10. En deuxième lieu, les arrêtés contestés comportent les considérations de droit et de fait qui en constituent le fondement. Ils n'ont dès lors pas méconnu les dispositions des articles L. 211-2 et L. 211-5 du code des relations entre le public et l'administration.
11. En dernier lieu, les moyens tirés de l'erreur de droit et de l'erreur manifeste d'appréciation ne sont assortis d'aucune précision permettant d'en apprécier le bien-fondé.
12. Il résulte de tout ce précède que le préfet de police est fondé à soutenir que c'est à tort que, par le jugement attaqué, la magistrate désignée par la présidente du tribunal administratif de Paris a annulé ses deux arrêtés en date du 20 octobre 2017 et à demander l'annulation de ce jugement et le rejet de la demande de M. A....
DÉCIDE :
Article 1er : Le jugement n° 1716206 de la magistrate désignée par la présidente du tribunal administratif de Paris en date du 24 octobre 2017 est annulé.

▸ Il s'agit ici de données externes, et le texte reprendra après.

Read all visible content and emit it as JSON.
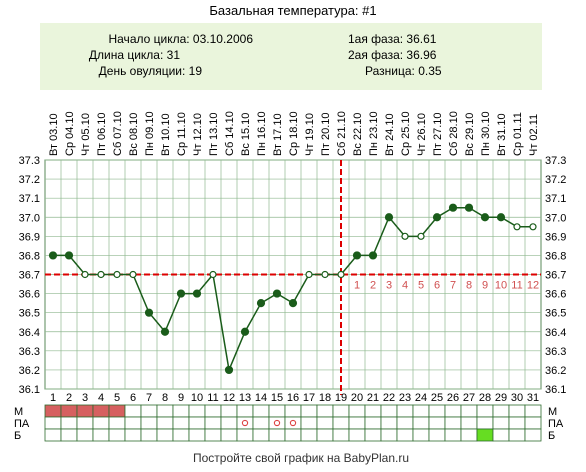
{
  "title": "Базальная температура: #1",
  "info": {
    "cycle_start": "Начало цикла: 03.10.2006",
    "cycle_length": "Длина цикла: 31",
    "ovulation_day": "День овуляции: 19",
    "phase1": "1ая фаза: 36.61",
    "phase2": "2ая фаза: 36.96",
    "difference": "Разница: 0.35"
  },
  "footer": "Постройте свой график на BabyPlan.ru",
  "row_labels": [
    "М",
    "ПА",
    "Б"
  ],
  "chart_data": {
    "type": "line",
    "title": "Базальная температура: #1",
    "x": [
      1,
      2,
      3,
      4,
      5,
      6,
      7,
      8,
      9,
      10,
      11,
      12,
      13,
      14,
      15,
      16,
      17,
      18,
      19,
      20,
      21,
      22,
      23,
      24,
      25,
      26,
      27,
      28,
      29,
      30,
      31
    ],
    "dates": [
      "Вт 03.10",
      "Ср 04.10",
      "Чт 05.10",
      "Пт 06.10",
      "Сб 07.10",
      "Вс 08.10",
      "Пн 09.10",
      "Вт 10.10",
      "Ср 11.10",
      "Чт 12.10",
      "Пт 13.10",
      "Сб 14.10",
      "Вс 15.10",
      "Пн 16.10",
      "Вт 17.10",
      "Ср 18.10",
      "Чт 19.10",
      "Пт 20.10",
      "Сб 21.10",
      "Вс 22.10",
      "Пн 23.10",
      "Вт 24.10",
      "Ср 25.10",
      "Чт 26.10",
      "Пт 27.10",
      "Сб 28.10",
      "Вс 29.10",
      "Пн 30.10",
      "Вт 31.10",
      "Ср 01.11",
      "Чт 02.11"
    ],
    "values": [
      36.8,
      36.8,
      36.7,
      36.7,
      36.7,
      36.7,
      36.5,
      36.4,
      36.6,
      36.6,
      36.7,
      36.2,
      36.4,
      36.55,
      36.6,
      36.55,
      36.7,
      36.7,
      36.7,
      36.8,
      36.8,
      37.0,
      36.9,
      36.9,
      37.0,
      37.05,
      37.05,
      37.0,
      37.0,
      36.95,
      36.95
    ],
    "open_markers": [
      3,
      4,
      5,
      6,
      11,
      17,
      18,
      19,
      23,
      24,
      30,
      31
    ],
    "ylim": [
      36.1,
      37.3
    ],
    "yticks": [
      "37.3",
      "37.2",
      "37.1",
      "37.0",
      "36.9",
      "36.8",
      "36.7",
      "36.6",
      "36.5",
      "36.4",
      "36.3",
      "36.2",
      "36.1"
    ],
    "coverline": 36.7,
    "ovulation_day": 19,
    "phase2_day_labels": [
      "1",
      "2",
      "3",
      "4",
      "5",
      "6",
      "7",
      "8",
      "9",
      "10",
      "11",
      "12"
    ],
    "menstruation_days": [
      1,
      2,
      3,
      4,
      5
    ],
    "pa_marks": [
      13,
      15,
      16
    ],
    "b_marks": [
      28
    ],
    "grid": true,
    "colors": {
      "line": "#1a5c1a",
      "marker_fill": "#1a5c1a",
      "coverline": "#dd0000",
      "grid": "#8fb88f",
      "header_bg": "#eaf5dc",
      "menstruation": "#d66060",
      "pa": "#dd4444",
      "b": "#66dd22",
      "phase2_labels": "#d05050"
    }
  }
}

Article 2 : La demande de M. A... est rejetée.
Article 3 : Le présent arrêt sera notifié au ministre d'Etat, ministre de l'intérieur et à M. G... A....
Copie en sera transmise au préfet de police.
Délibéré après l'audience du 18 mai 2018 à laquelle siégeaient :
- Mme Heers, président de chambre,
- M. Auvray, président assesseur,
- M. Boissy, premier conseiller,
Lu en audience publique le 8 juin 2018.
Le rapporteur,
L. BOISSYLe président,
M. HEERSLe greffier,
C. DABERT
La République mande et ordonne au ministre d'Etat, ministre de l'intérieur en ce qui le concerne et à tous huissiers de justice à ce requis en ce qui concerne les voies de droit commun contre les parties privées, de pourvoir à l'exécution de la présente décision.